To put the ROC curve into the context of the diabetes diagnosis example, let’s suppose that we can have different thresholds for predicting the diabetes diagnosis. As you can expect, if we have an extreme low threshold, we will classify all subjects as diabetic. Although we can get a TPR of 1, but the FPR will become 1 too. Considering some moderate thresholds, we should be able to find many different combinations of TPR and FPR.

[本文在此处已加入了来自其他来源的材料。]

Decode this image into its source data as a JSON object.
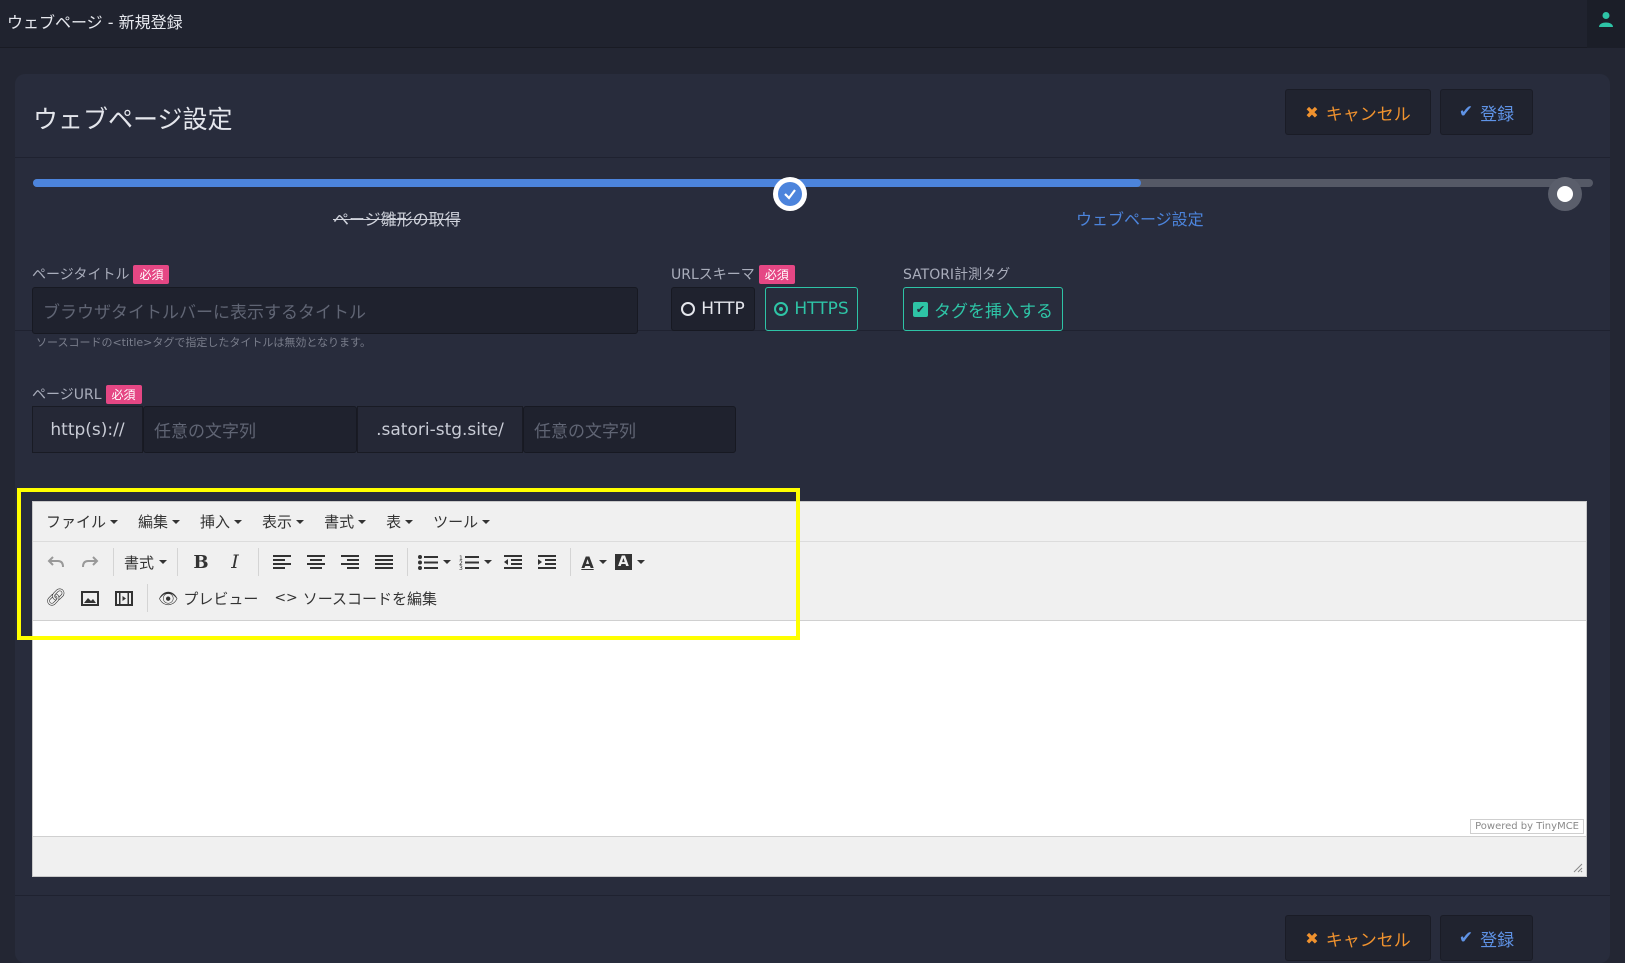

为了将ROC曲线用于糖尿病诊断示例中，我们假设可以有不同的阈值来预测糖尿病诊断。如您所料，如果阈值过低，我们会将所有受试者归类为糖尿病。虽然我们可以将TPR设为1，但FPR也将变为1。考虑到一些中等的阈值，我们应该能够找到TPR和FPR的许多不同组合。

Because the data shown are small is size, if you have many more data points, by varying the threshold, you should create more points as a function of TPR and FPR. If we connect all of these points and smooth the curve, we’re getting the ROC curve for the particular model that we’re building.

因为显示的数据很小，所以如果您有更多的数据点，则通过更改阈值，应根据TPR和FPR创建更多的点。如果我们将所有这些点连接起来并平滑曲线，那么我们将获得正在构建的特定模型的ROC曲线。

ROC曲线下面积(AUC) (Area Under ROC curve (AUC))

How can we quantify the performance of our model? As discussed above, we say that the ROC is to show our model performs, but how can we exactly evaluate the performance with the ROC curves?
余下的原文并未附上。